The search engine loses bellows. For decades Baidu has been considered “the Chinese Google”, but over time its relevance has been blurred. The Chinese young They do not know what is to search in Baidu or Googleand have come to other ways to find answers.
Fierce competitors. Platforms such as Tiktok or Instagram have become a spectacular alternative for new generations, and in China we have seen as similar social networks –Xiaohongshu and Douyin– They are getting that. Eric Shen, analyst at the consultant Third Bridge, explained How “these rivals have created content ecosystems that seem more dynamic and attractive, which moves users of the most static and Baidu website.”
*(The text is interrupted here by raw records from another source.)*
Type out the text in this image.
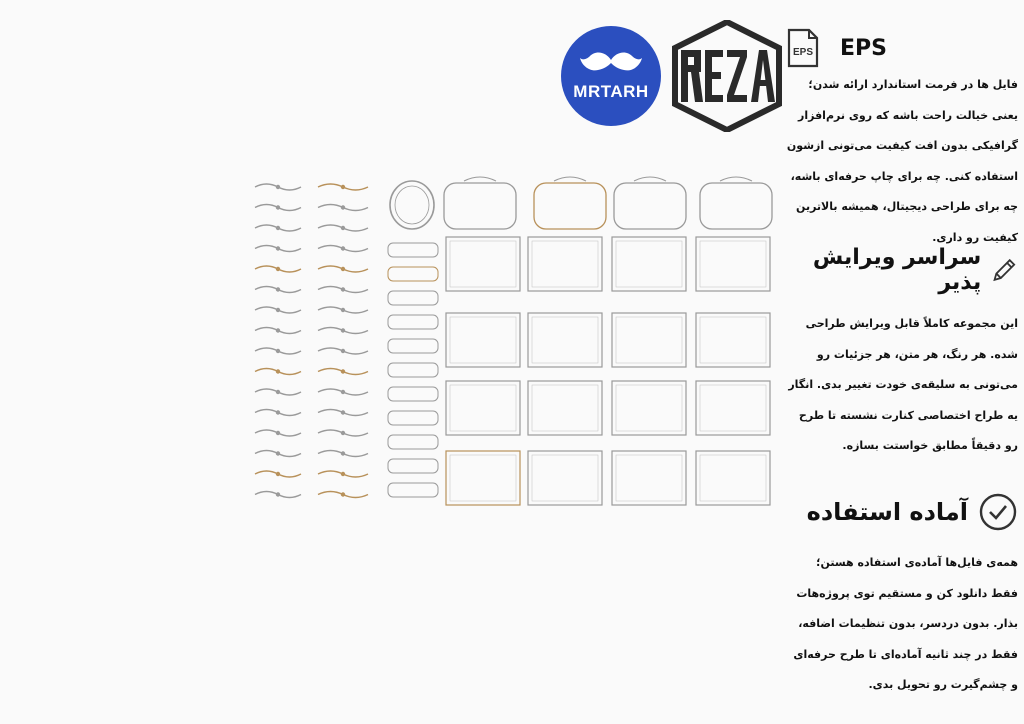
MRTARH
EPS EPS

فایل ها در فرمت استاندارد ارائه شدن؛ یعنی خیالت راحت باشه که روی نرم‌افزار گرافیکی بدون افت کیفیت می‌تونی ازشون استفاده کنی. چه برای چاپ حرفه‌ای باشه، چه برای طراحی دیجیتال، همیشه بالاترین کیفیت رو داری.

سراسر ویرایش پذیر

این مجموعه کاملاً قابل ویرایش طراحی شده. هر رنگ، هر متن، هر جزئیات رو می‌تونی به سلیقه‌ی خودت تغییر بدی. انگار یه طراح اختصاصی کنارت نشسته تا طرح رو دقیقاً مطابق خواستت بسازه.

آماده استفاده

همه‌ی فایل‌ها آماده‌ی استفاده هستن؛ فقط دانلود کن و مستقیم توی پروژه‌هات بذار. بدون دردسر، بدون تنظیمات اضافه، فقط در چند ثانیه آماده‌ای تا طرح حرفه‌ای و چشم‌گیرت رو تحویل بدی.
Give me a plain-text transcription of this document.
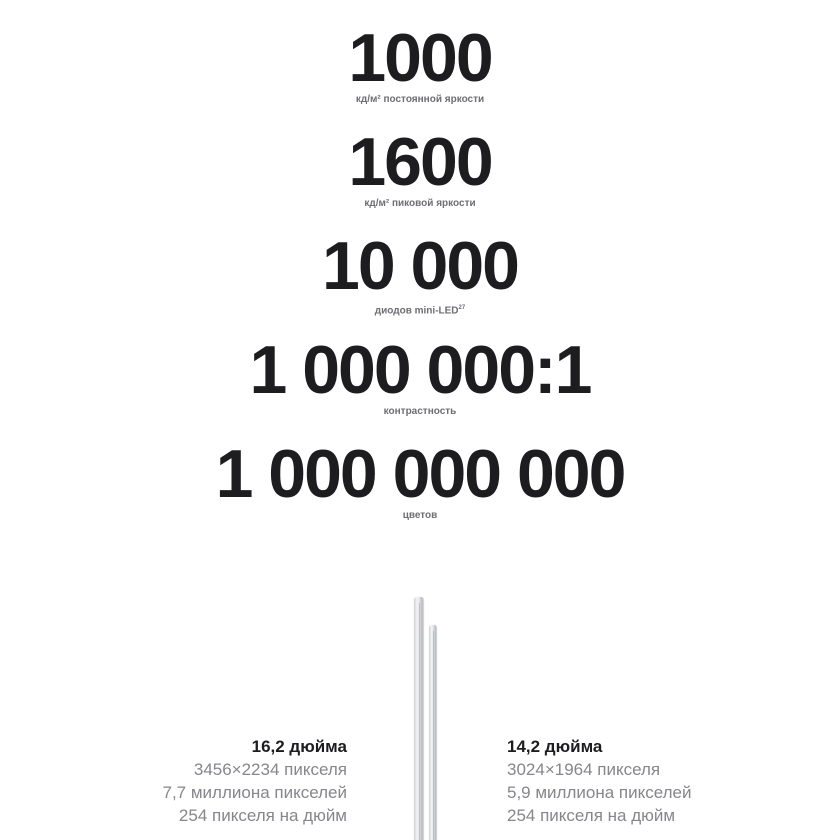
1000
кд/м² постоянной яркости
1600
кд/м² пиковой яркости
10 000
диодов mini-LED$^{27}$
1 000 000:1
контрастность
1 000 000 000
цветов
16,2 дюйма
3456×2234 пикселя
7,7 миллиона пикселей
254 пикселя на дюйм
14,2 дюйма
3024×1964 пикселя
5,9 миллиона пикселей
254 пикселя на дюйм
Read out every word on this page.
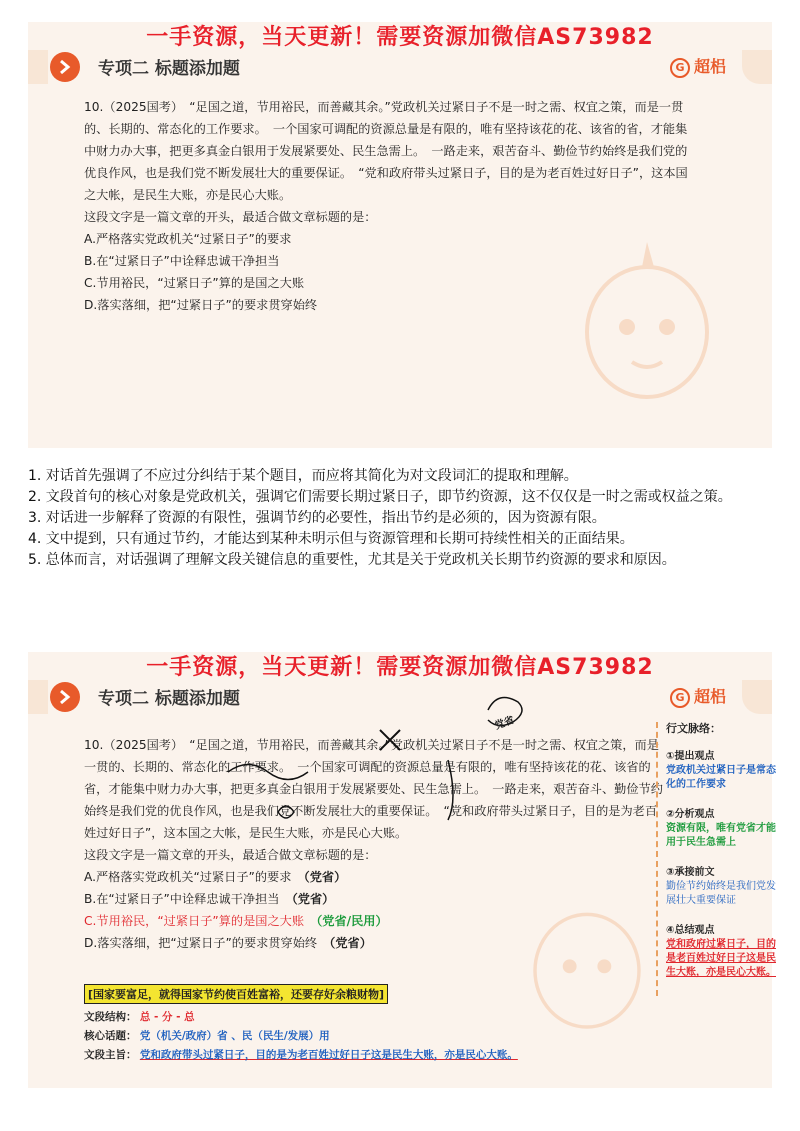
一手资源，当天更新！需要资源加微信AS73982
专项二 标题添加题	G 超梠

10.（2025国考）　“足国之道，节用裕民，而善藏其余。”党政机关过紧日子不是一时之需、权宜之策，而是一贯的、长期的、常态化的工作要求。　一个国家可调配的资源总量是有限的，唯有坚持该花的花、该省的省，才能集中财力办大事，把更多真金白银用于发展紧要处、民生急需上。　一路走来，艰苦奋斗、勤俭节约始终是我们党的优良作风，也是我们党不断发展壮大的重要保证。　“党和政府带头过紧日子，目的是为老百姓过好日子”，这本国之大帐，是民生大账，亦是民心大账。

这段文字是一篇文章的开头，最适合做文章标题的是：

A.严格落实党政机关“过紧日子”的要求

B.在“过紧日子”中诠释忠诚干净担当

C.节用裕民，“过紧日子”算的是国之大账

D.落实落细，把“过紧日子”的要求贯穿始终

1. 对话首先强调了不应过分纠结于某个题目，而应将其简化为对文段词汇的提取和理解。
2. 文段首句的核心对象是党政机关，强调它们需要长期过紧日子，即节约资源，这不仅仅是一时之需或权益之策。
3. 对话进一步解释了资源的有限性，强调节约的必要性，指出节约是必须的，因为资源有限。
4. 文中提到，只有通过节约，才能达到某种未明示但与资源管理和长期可持续性相关的正面结果。
5. 总体而言，对话强调了理解文段关键信息的重要性，尤其是关于党政机关长期节约资源的要求和原因。
一手资源，当天更新！需要资源加微信AS73982
专项二 标题添加题	G 超梠

10.（2025国考）　“足国之道，节用裕民，而善藏其余。”党政机关过紧日子不是一时之需、权宜之策，而是一贯的、长期的、常态化的工作要求。　一个国家可调配的资源总量是有限的，唯有坚持该花的花、该省的省，才能集中财力办大事，把更多真金白银用于发展紧要处、民生急需上。　一路走来，艰苦奋斗、勤俭节约始终是我们党的优良作风，也是我们党不断发展壮大的重要保证。　“党和政府带头过紧日子，目的是为老百姓过好日子”，这本国之大帐，是民生大账，亦是民心大账。

这段文字是一篇文章的开头，最适合做文章标题的是：

A.严格落实党政机关“过紧日子”的要求　 （党省）

B.在“过紧日子”中诠释忠诚干净担当　 （党省）

C.节用裕民，“过紧日子”算的是国之大账　 （党省/民用）

D.落实落细，把“过紧日子”的要求贯穿始终　 （党省）

[国家要富足，就得国家节约使百姓富裕，还要存好余粮财物]
文段结构： 总 - 分 - 总
核心话题： 党（机关/政府）省 、民（民生/发展）用
文段主旨： 党和政府带头过紧日子，目的是为老百姓过好日子这是民生大账，亦是民心大账。
行文脉络：
①提出观点
党政机关过紧日子是常态化的工作要求
②分析观点
资源有限，唯有党省才能用于民生急需上
③承接前文
勤俭节约始终是我们党发展壮大重要保证
④总结观点
党和政府过紧日子，目的是老百姓过好日子这是民生大账，亦是民心大账。
党省
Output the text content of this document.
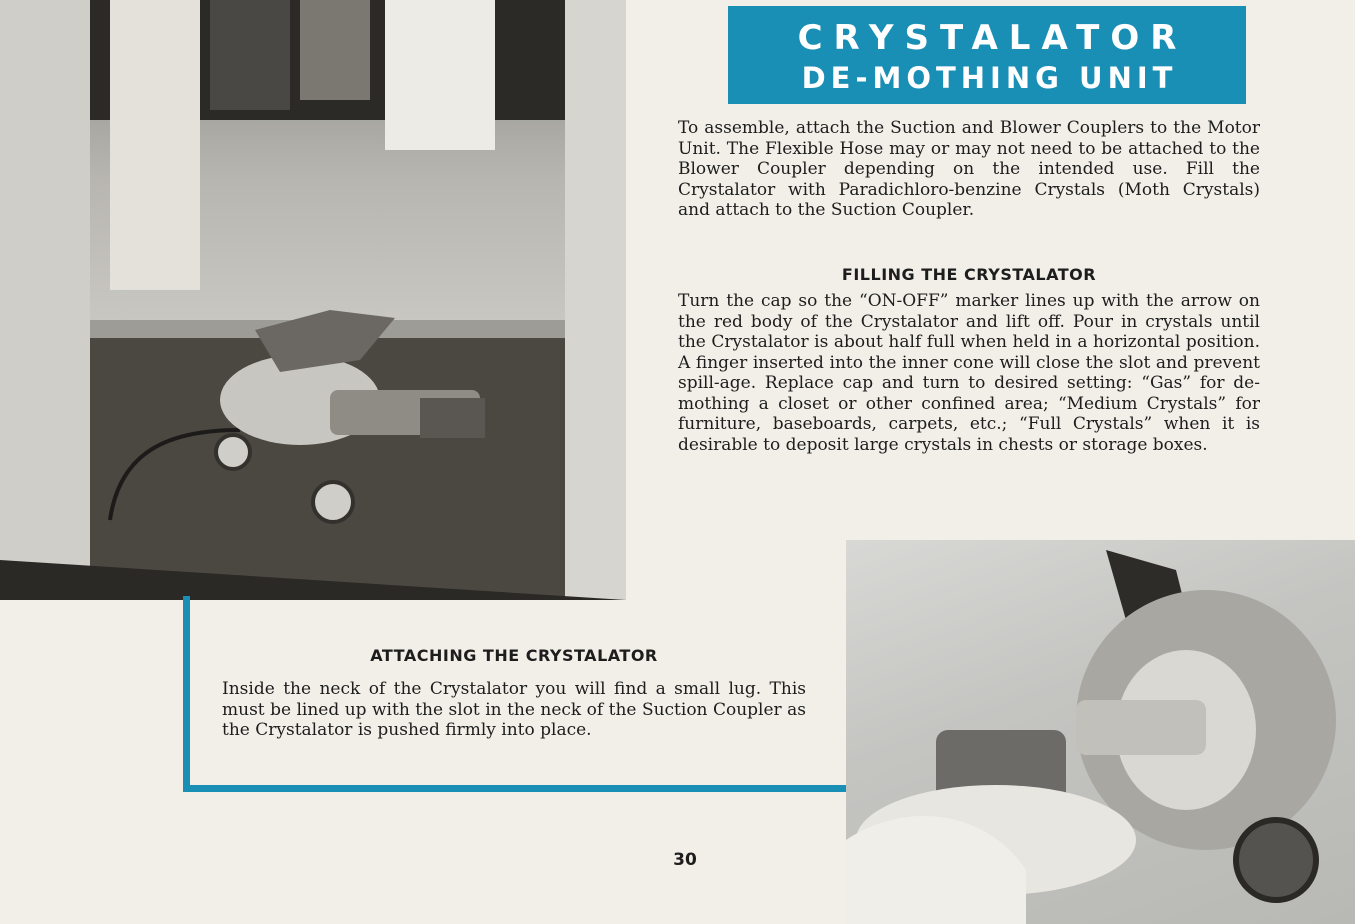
CRYSTALATOR
DE-MOTHING UNIT

To assemble, attach the Suction and Blower Couplers to the Motor Unit. The Flexible Hose may or may not need to be attached to the Blower Coupler depending on the intended use. Fill the Crystalator with Paradichloro-benzine Crystals (Moth Crystals) and attach to the Suction Coupler.

FILLING THE CRYSTALATOR

Turn the cap so the “ON-OFF” marker lines up with the arrow on the red body of the Crystalator and lift off. Pour in crystals until the Crystalator is about half full when held in a horizontal position. A finger inserted into the inner cone will close the slot and prevent spill-age. Replace cap and turn to desired setting: “Gas” for de-mothing a closet or other confined area; “Medium Crystals” for furniture, baseboards, carpets, etc.; “Full Crystals” when it is desirable to deposit large crystals in chests or storage boxes.

ATTACHING THE CRYSTALATOR

Inside the neck of the Crystalator you will find a small lug. This must be lined up with the slot in the neck of the Suction Coupler as the Crystalator is pushed firmly into place.

30
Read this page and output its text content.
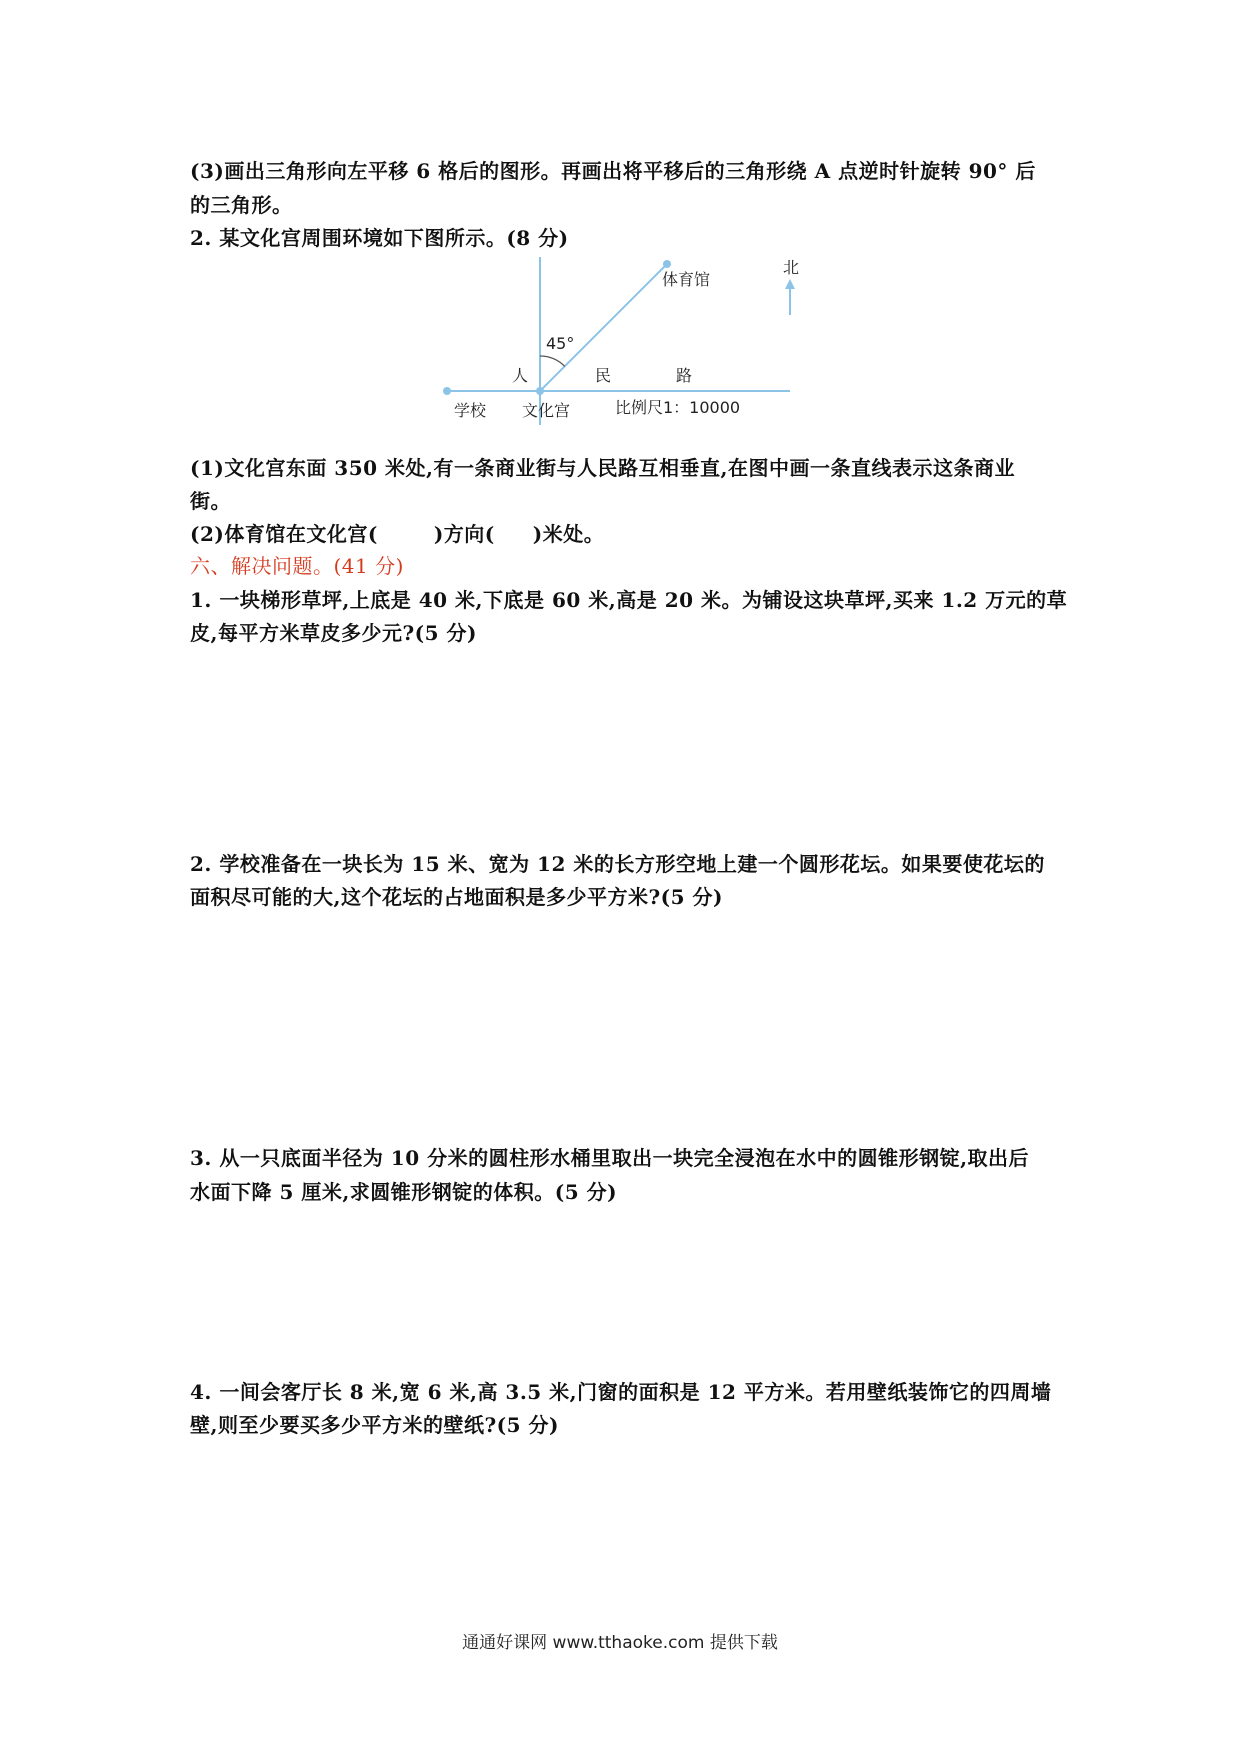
(3)画出三角形向左平移 6 格后的图形。再画出将平移后的三角形绕 A 点逆时针旋转 90° 后
的三角形。
2. 某文化宫周围环境如下图所示。(8 分)
北
体育馆
45°
人	民	路
学校 文化宫	比例尺1：10000
(1)文化宫东面 350 米处,有一条商业街与人民路互相垂直,在图中画一条直线表示这条商业
街。
(2)体育馆在文化宫(	)方向( )米处。
六、解决问题。(41 分)
1. 一块梯形草坪,上底是 40 米,下底是 60 米,高是 20 米。为铺设这块草坪,买来 1.2 万元的草
皮,每平方米草皮多少元?(5 分)
2. 学校准备在一块长为 15 米、宽为 12 米的长方形空地上建一个圆形花坛。如果要使花坛的
面积尽可能的大,这个花坛的占地面积是多少平方米?(5 分)
3. 从一只底面半径为 10 分米的圆柱形水桶里取出一块完全浸泡在水中的圆锥形钢锭,取出后
水面下降 5 厘米,求圆锥形钢锭的体积。(5 分)
4. 一间会客厅长 8 米,宽 6 米,高 3.5 米,门窗的面积是 12 平方米。若用壁纸装饰它的四周墙
壁,则至少要买多少平方米的壁纸?(5 分)
通通好课网 www.tthaoke.com 提供下载
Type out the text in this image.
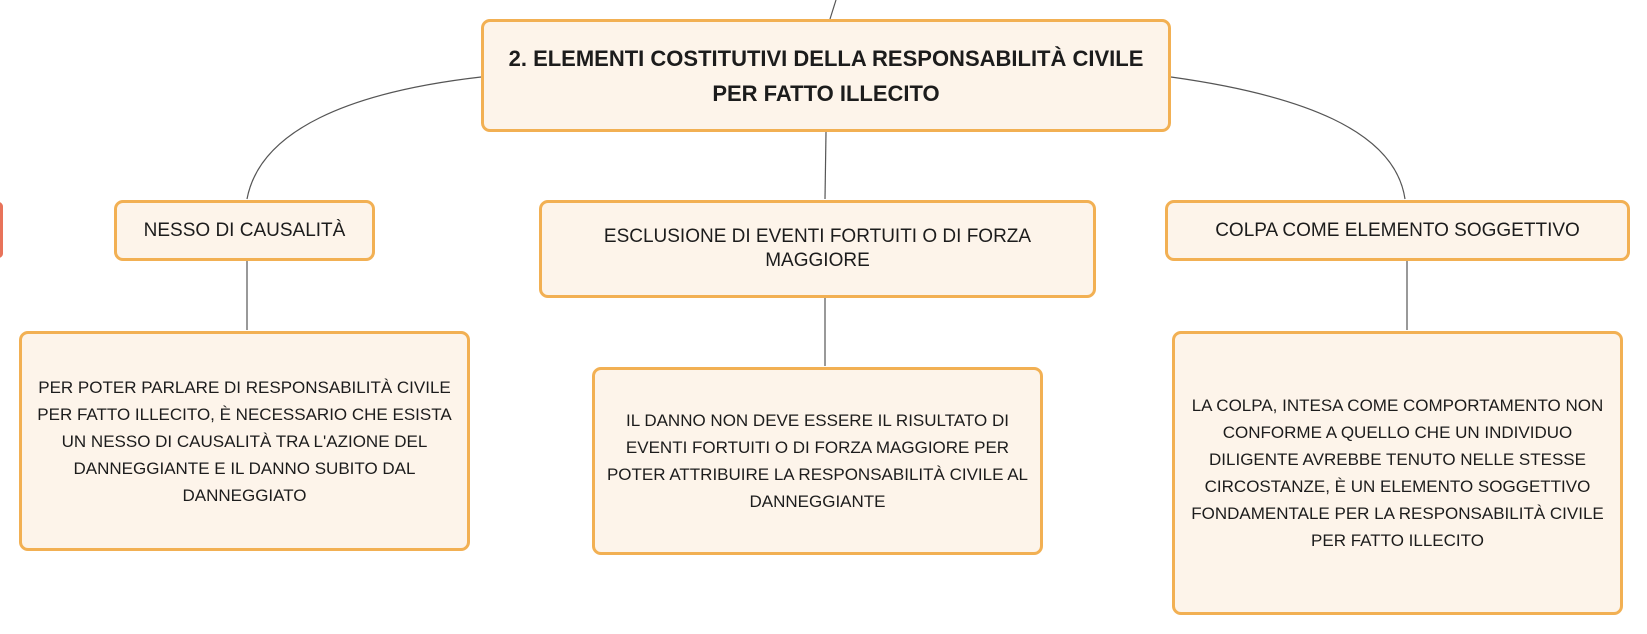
2. ELEMENTI COSTITUTIVI DELLA RESPONSABILITÀ CIVILE PER FATTO ILLECITO
NESSO DI CAUSALITÀ	ESCLUSIONE DI EVENTI FORTUITI O DI FORZA MAGGIORE
COLPA COME ELEMENTO SOGGETTIVO
PER POTER PARLARE DI RESPONSABILITÀ CIVILE PER FATTO ILLECITO, È NECESSARIO CHE ESISTA UN NESSO DI CAUSALITÀ TRA L'AZIONE DEL DANNEGGIANTE E IL DANNO SUBITO DAL DANNEGGIATO
IL DANNO NON DEVE ESSERE IL RISULTATO DI EVENTI FORTUITI O DI FORZA MAGGIORE PER POTER ATTRIBUIRE LA RESPONSABILITÀ CIVILE AL DANNEGGIANTE
LA COLPA, INTESA COME COMPORTAMENTO NON CONFORME A QUELLO CHE UN INDIVIDUO DILIGENTE AVREBBE TENUTO NELLE STESSE CIRCOSTANZE, È UN ELEMENTO SOGGETTIVO FONDAMENTALE PER LA RESPONSABILITÀ CIVILE PER FATTO ILLECITO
A disappointing 2025. But there is also AI. And there Baidu has a problem. Baidu’s action has lost a 3% value since the year began. The figure is surprising, especially since its competers focused on AI have a 24%win.
Where is Baidu AI? Baidu reacted relatively fast and presented its competitor to Chatgpt in March 2023. It was called Ernie, but from the beginning The performance of that model gave problems. Since then his trajectory has been irregular, and the rise of Deepseek and of Other Chinese models like Qwen (Alibaba) or Doubao (Bytedance) has put it in more and more problems in that market of “IAS Socialist”.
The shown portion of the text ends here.